2. detail-oriented (adj.) [dee-teyl] [awr-ee-ent, ohr‐] –pays attention to small things Example: The supervisor was very detail-oriented, checking all the employees’ works very carefully.

3. precision (n.) [pri-sizh-uh n] – the quality of being according to the exact measurements or instructions
Example: Making a watch requires precision, or else the watch will not work properly.

4. vocational school (n.) [voh-key-shuh-nl] [skool] – a school that prepares student for a specific kind of profession or job
Example: I learned how to fix a car in vocational school

5. lucrative (adj.) [loo-kruh-tiv] – earning a lot of money
Example: Being a doctor is hard but lucrative job.

Read the text below.

Manufacturing is often considered to be a job for men. But in the US, there is a growing potential for skilled women professionals to be in the manufacturing industry.

In the past, working in manufacturing meant having to carry heavy loads, which is why most workers were men. Today, manufacturing is mostly computerized. Both men and women can be trained to operate the high-tech machines.

April Senase, an expert on automated machines for Kitagawa NorthTech in Illinois, says that, in fact, women’s detail-oriented attitude matches well with the precision needed in today’s manufacturing.

In high school, Senase’s teacher persuaded her to try manufacturing because it was a lucrative job and Senase was good at math. She has since worked and held high positions in several factories for the past 13 years. Senase now earns up to $40 an hour—overtime pay included—because there are not enough skilled workers like her.

The growing US’ manufacturing industry needs many more skilled workers. This need is being addressed by vocational schools, such as Symbol Job Training.

To encourage more women to consider a career in manufacturing, Symbol hired Senase as a female instructor for night classes. April admits she has experienced some difficulties working and teaching in such a male-dominated profession. Some men do not want to be instructed by a woman, she shared.
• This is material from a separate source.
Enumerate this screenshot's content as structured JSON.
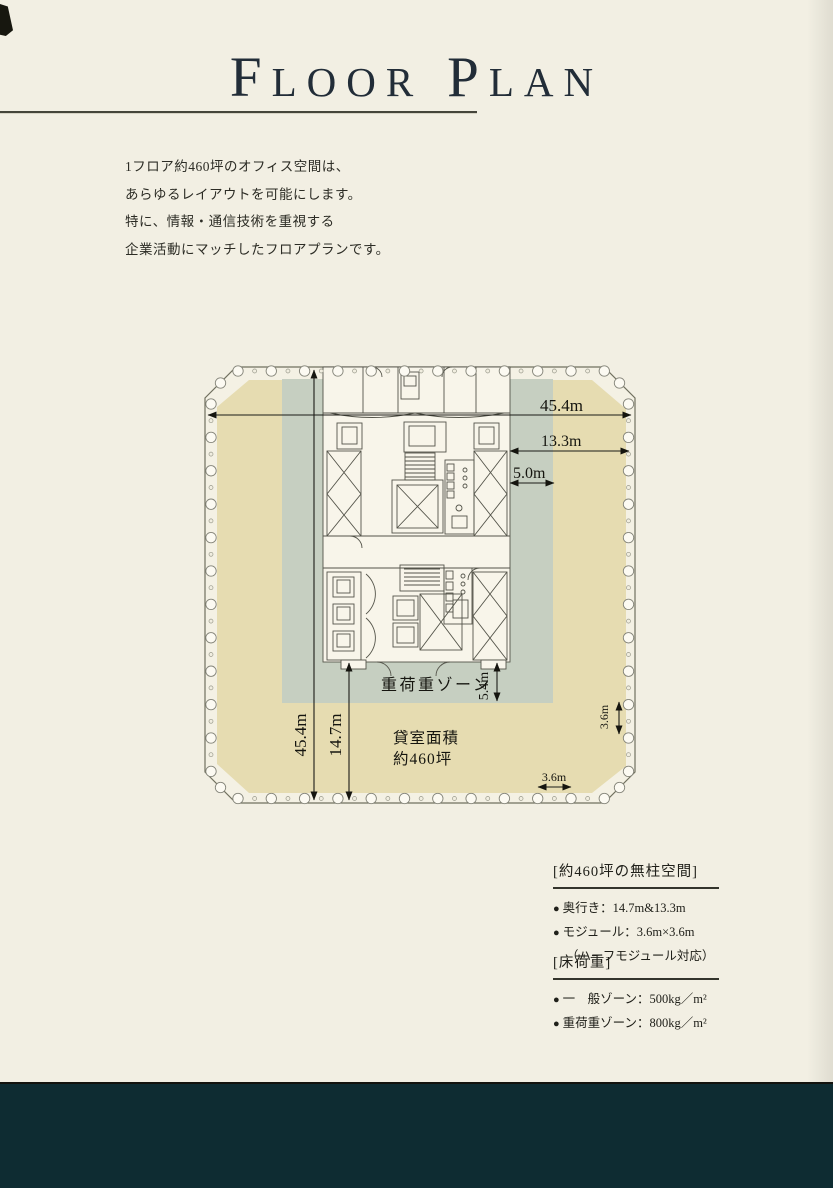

Currently, only a third (1/3) of factory workers are women, a number both Senase and Symbol hope will rise in the future.

Viewpoint Discussion
Enjoy a discussion with your tutor. 

Discussion A

·         Why do you think there are so few women working in the manufacturing industry?
·         How can more women be encouraged to work in an industry or kind of job where there are mostly male workers?

Discussion B

·         What kind of jobs are men usually good at? What kind of jobs are women usually good at?
·         Do you believe there are jobs that only men or only women can do? Please explain your answer.